Assim, quando surgiu uma oportunidade na área, com condições muito semelhantes em termos de salário, função e horário, não hesitei. Naquela altura, o meu namorado, excelente conhecedor do ambiente profissional em que eu trabalhava, apenas me disse: se recusares esta oportunidade, tens de estar consciente de que nunca mais te poderás queixar do sítio onde estás. Porque estaria a optar por ficar nesse mesmo sítio, do qual tanto e tanto me queixava. E se o fizesse por livre escolha, usufruindo da minha liberdade, então teria de assumir a responsabilidade inerente a essa liberdade. 

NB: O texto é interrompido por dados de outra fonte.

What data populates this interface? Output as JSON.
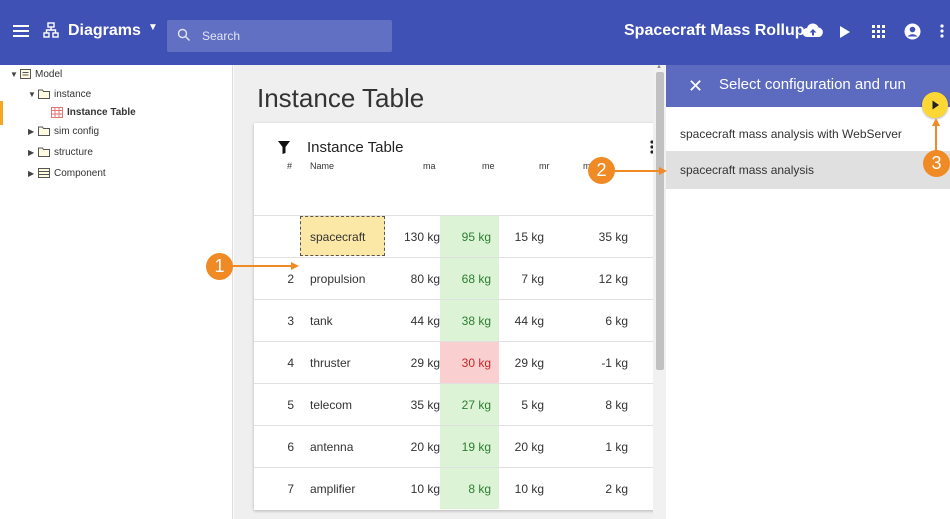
{
  "topbar": {
    "menu_icon": "hamburger-icon",
    "diagrams_label": "Diagrams",
    "search_placeholder": "Search",
    "app_title": "Spacecraft Mass Rollup",
    "icons": [
      "cloud-upload-icon",
      "play-icon",
      "apps-grid-icon",
      "account-icon",
      "more-vert-icon"
    ]
  },
  "tree": {
    "items": [
      {
        "label": "Model",
        "icon": "package-icon",
        "expanded": true
      },
      {
        "label": "instance",
        "icon": "folder-icon",
        "expanded": true
      },
      {
        "label": "Instance Table",
        "icon": "table-icon",
        "selected": true
      },
      {
        "label": "sim config",
        "icon": "folder-icon",
        "expanded": false
      },
      {
        "label": "structure",
        "icon": "folder-icon",
        "expanded": false
      },
      {
        "label": "Component",
        "icon": "component-icon",
        "expanded": false
      }
    ]
  },
  "main": {
    "page_title": "Instance Table",
    "card_title": "Instance Table",
    "columns": [
      "#",
      "Name",
      "ma",
      "me",
      "mr",
      "margin"
    ],
    "rows": [
      {
        "num": "",
        "name": "spacecraft",
        "ma": "130 kg",
        "me": "95 kg",
        "mr": "15 kg",
        "margin": "35 kg",
        "me_status": "green"
      },
      {
        "num": "2",
        "name": "propulsion",
        "ma": "80 kg",
        "me": "68 kg",
        "mr": "7 kg",
        "margin": "12 kg",
        "me_status": "green"
      },
      {
        "num": "3",
        "name": "tank",
        "ma": "44 kg",
        "me": "38 kg",
        "mr": "44 kg",
        "margin": "6 kg",
        "me_status": "green"
      },
      {
        "num": "4",
        "name": "thruster",
        "ma": "29 kg",
        "me": "30 kg",
        "mr": "29 kg",
        "margin": "-1 kg",
        "me_status": "red"
      },
      {
        "num": "5",
        "name": "telecom",
        "ma": "35 kg",
        "me": "27 kg",
        "mr": "5 kg",
        "margin": "8 kg",
        "me_status": "green"
      },
      {
        "num": "6",
        "name": "antenna",
        "ma": "20 kg",
        "me": "19 kg",
        "mr": "20 kg",
        "margin": "1 kg",
        "me_status": "green"
      },
      {
        "num": "7",
        "name": "amplifier",
        "ma": "10 kg",
        "me": "8 kg",
        "mr": "10 kg",
        "margin": "2 kg",
        "me_status": "green"
      }
    ]
  },
  "run_panel": {
    "title": "Select configuration and run",
    "options": [
      {
        "label": "spacecraft mass analysis with WebServer",
        "selected": false
      },
      {
        "label": "spacecraft mass analysis",
        "selected": true
      }
    ]
  },
  "callouts": [
    "1",
    "2",
    "3"
  ],
  "colors": {
    "primary": "#3f51b5",
    "panel_header": "#5c6bc0",
    "callout": "#f08a24",
    "ok": "#dcf3d5",
    "bad": "#f9cfcf",
    "selected_cell": "#fbe8a6",
    "fab": "#fdd835"
  }
}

Aceitei o novo desafio, cheia de entusiasmo, mas também de receios e medo do futuro. Mudar é assustador, faz com que o péssimo se transfigure e se torne "menos mau", porque é um "mau" que nos é familiar, que conhecemos e sabemos como gerir e lidar. O desconhecido, por sua vez, ainda que possa inacreditavelmente maravilhoso, assusta-nos, porque não sabemos o que nos espera, não temos recursos, estratégias nem ferramentas para saber como lidar nem com o que lidar. No meu caso, o que mais me custou foi deixar as "minhas" pessoas. Aceitar a ideia de que aquelas pessoas deixariam de fazer parte do meu quotidiano, deixariam de ser presença diária na minha vida. Reconciliar-me com a realidade de que, perante as adversidades e os dias difíceis de trabalho, não teria aquela rede de segurança, conforto e apoio. 

Integrei-me muito bem no novo trabalho, mas nunca recuperei a sensação de "casa" e "família" que construí com as pessoas do meu primeiro trabalho. Nunca abandonei a sensação de ser uma forasteira, uma espécie de estrangeira neste ambiente, que com o passar do tempo já não é assim tão estranho e novo, mas que ainda não é meu. 

Entregar a minha demissão foi uma prova de fogo, algo que sempre temi fazer. Os dias anteriores à entrega da carta foram vividos num estado de ansiedade angustiante, pensando em todos os cenários possíveis. Quando o momento chegou, convenci-me de que estava a dar um salto de fé, de que apenas poderia controlar o que queria dizer e como dizer. Tudo o resto estava fora do meu alcance. Foi uma das coisas mais simples e, simultaneamente, mais exigentes que já fiz e das quais mais me orgulho. Eu sei, parece ridículo, mas para mim teve um significado colossal ter conseguido desvincular-me de um lugar tão tóxico. 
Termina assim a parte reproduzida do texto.